Les fonds seront utilisés pour construire des infrastructures routières résilientes. Ils permettront également de renforcer les capacités humaines et institutionnelles en vue d’un meilleur entretien des voies. De quoi rendre ces dernières beaucoup moins vulnérables aux effets du changement climatique.

La Banque mondiale a validé un financement de 120 millions $ pour le Burundi. L’enveloppe sera investie dans le Projet de Résilience des Transports. Elle permettra de « fournir une connectivité routière efficace, sûre et résiliente au changement climatique le long du corridor reliant le Burundi à la Tanzanie » indique le communiqué du prêteur basé à Washington. Les fonds aideront également les autorités à améliorer l’entretien des routes existantes pour réduire leur vulnérabilité aux effets du changement climatique.

Le gouvernement renforcera ses capacités institutionnelles et humaines pour planifier, développer et préserver durablement les actifs routiers. Les principaux bénéficiaires de ce projet sont entre autres les transporteurs et les voyageurs de la route nationale n°3 qui relie le Burundi et la Tanzanie. Les communautés vivant dans les régions traversées par cette voie jouiront également des retombées du programme.
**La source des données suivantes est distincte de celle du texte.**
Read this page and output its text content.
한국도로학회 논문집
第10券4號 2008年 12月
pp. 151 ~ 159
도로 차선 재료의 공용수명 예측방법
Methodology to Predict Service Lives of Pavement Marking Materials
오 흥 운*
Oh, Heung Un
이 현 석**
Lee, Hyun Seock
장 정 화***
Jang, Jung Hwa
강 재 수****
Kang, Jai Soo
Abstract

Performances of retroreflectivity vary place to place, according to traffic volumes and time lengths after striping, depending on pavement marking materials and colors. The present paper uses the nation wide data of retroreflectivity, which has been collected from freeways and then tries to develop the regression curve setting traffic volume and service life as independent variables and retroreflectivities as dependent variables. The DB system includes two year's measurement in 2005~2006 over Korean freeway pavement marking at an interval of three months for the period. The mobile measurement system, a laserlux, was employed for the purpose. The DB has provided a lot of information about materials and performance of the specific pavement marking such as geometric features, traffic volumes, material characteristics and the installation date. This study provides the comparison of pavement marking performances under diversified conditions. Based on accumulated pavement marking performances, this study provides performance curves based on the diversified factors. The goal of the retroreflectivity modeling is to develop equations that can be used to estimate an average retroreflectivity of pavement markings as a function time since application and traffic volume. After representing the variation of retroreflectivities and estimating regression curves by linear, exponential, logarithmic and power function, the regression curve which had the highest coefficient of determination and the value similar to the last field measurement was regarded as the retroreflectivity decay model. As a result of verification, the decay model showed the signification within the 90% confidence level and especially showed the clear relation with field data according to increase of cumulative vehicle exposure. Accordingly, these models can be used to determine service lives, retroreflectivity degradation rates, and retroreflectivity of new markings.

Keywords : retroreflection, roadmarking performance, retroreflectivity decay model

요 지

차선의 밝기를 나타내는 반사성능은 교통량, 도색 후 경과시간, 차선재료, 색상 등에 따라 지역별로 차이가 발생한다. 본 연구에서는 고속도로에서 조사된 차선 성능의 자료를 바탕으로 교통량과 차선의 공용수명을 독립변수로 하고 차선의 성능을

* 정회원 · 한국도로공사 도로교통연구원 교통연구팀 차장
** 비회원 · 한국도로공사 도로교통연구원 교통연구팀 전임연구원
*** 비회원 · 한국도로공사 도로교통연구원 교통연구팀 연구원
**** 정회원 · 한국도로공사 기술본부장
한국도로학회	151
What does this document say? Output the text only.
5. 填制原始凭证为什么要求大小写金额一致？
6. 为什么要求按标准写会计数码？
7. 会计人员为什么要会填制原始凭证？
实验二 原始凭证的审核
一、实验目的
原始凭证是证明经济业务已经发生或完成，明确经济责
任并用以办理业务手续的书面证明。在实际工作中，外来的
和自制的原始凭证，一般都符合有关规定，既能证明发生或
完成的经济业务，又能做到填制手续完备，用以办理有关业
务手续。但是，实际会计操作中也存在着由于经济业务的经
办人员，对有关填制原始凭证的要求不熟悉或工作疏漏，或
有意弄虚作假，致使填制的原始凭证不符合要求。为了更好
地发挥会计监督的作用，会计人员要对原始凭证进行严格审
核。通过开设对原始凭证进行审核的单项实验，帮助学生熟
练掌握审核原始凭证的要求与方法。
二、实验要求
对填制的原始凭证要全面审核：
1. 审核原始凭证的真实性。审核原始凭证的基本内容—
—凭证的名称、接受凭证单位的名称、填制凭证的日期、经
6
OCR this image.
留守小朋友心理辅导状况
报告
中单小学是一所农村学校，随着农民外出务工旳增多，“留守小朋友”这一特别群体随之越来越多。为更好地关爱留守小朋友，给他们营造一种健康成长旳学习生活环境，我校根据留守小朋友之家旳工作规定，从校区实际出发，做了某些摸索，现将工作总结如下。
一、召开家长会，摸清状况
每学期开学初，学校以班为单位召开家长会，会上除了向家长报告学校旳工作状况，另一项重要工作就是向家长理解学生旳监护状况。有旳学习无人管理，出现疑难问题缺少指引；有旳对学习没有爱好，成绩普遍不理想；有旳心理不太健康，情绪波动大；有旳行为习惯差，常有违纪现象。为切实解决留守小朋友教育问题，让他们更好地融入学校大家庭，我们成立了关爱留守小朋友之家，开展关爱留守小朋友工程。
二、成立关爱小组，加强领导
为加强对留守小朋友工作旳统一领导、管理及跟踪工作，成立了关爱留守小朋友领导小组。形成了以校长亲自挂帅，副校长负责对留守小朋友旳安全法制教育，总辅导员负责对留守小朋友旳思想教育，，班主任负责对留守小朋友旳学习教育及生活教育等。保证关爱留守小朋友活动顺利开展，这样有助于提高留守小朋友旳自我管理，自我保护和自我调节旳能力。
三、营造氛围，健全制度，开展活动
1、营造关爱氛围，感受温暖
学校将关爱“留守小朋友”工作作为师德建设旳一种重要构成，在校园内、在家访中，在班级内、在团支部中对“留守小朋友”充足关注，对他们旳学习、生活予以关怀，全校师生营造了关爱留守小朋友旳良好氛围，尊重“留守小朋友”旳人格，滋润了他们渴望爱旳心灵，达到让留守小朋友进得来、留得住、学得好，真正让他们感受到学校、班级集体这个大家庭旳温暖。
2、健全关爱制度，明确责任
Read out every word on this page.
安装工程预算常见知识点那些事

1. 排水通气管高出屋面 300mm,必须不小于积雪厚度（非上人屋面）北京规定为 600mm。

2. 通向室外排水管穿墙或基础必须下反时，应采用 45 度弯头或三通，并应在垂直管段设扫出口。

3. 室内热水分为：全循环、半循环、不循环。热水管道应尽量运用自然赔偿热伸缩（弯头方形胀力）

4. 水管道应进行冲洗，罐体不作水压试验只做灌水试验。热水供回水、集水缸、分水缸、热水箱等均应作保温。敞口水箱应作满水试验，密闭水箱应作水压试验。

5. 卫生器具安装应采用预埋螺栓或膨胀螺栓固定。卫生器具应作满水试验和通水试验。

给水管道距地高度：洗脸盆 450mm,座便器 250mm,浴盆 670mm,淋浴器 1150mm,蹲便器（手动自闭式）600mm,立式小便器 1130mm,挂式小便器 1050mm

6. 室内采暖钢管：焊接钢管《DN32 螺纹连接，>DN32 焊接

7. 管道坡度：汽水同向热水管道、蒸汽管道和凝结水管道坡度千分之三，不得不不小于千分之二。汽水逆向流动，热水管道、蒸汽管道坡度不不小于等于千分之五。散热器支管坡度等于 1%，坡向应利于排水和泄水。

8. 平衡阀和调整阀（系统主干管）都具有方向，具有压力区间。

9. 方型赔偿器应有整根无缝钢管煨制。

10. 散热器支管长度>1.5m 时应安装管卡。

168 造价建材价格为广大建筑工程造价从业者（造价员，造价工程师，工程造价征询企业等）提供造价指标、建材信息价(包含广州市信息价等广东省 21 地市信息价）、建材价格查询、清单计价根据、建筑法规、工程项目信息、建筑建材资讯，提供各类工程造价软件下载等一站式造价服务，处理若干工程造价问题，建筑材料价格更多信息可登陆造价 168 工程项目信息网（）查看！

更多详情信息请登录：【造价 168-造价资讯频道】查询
Il s’agit notamment des résidents de la ville de Bujumbura, des communes de Kabezi et de Muhuta.

« En plus des investissements, le renforcement des capacités institutionnelles et les activités de développement des ressources humaines financées au titre de ce projet sont indispensables pour aider le pays à réaliser ses objectifs de développement sectoriel ainsi que pour jeter les bases d’un secteur des transports efficace et durable ». C’est ce qu’a déclaré Hawa Cissé Wagué, représentante résidente de la Banque mondiale pour le Burundi.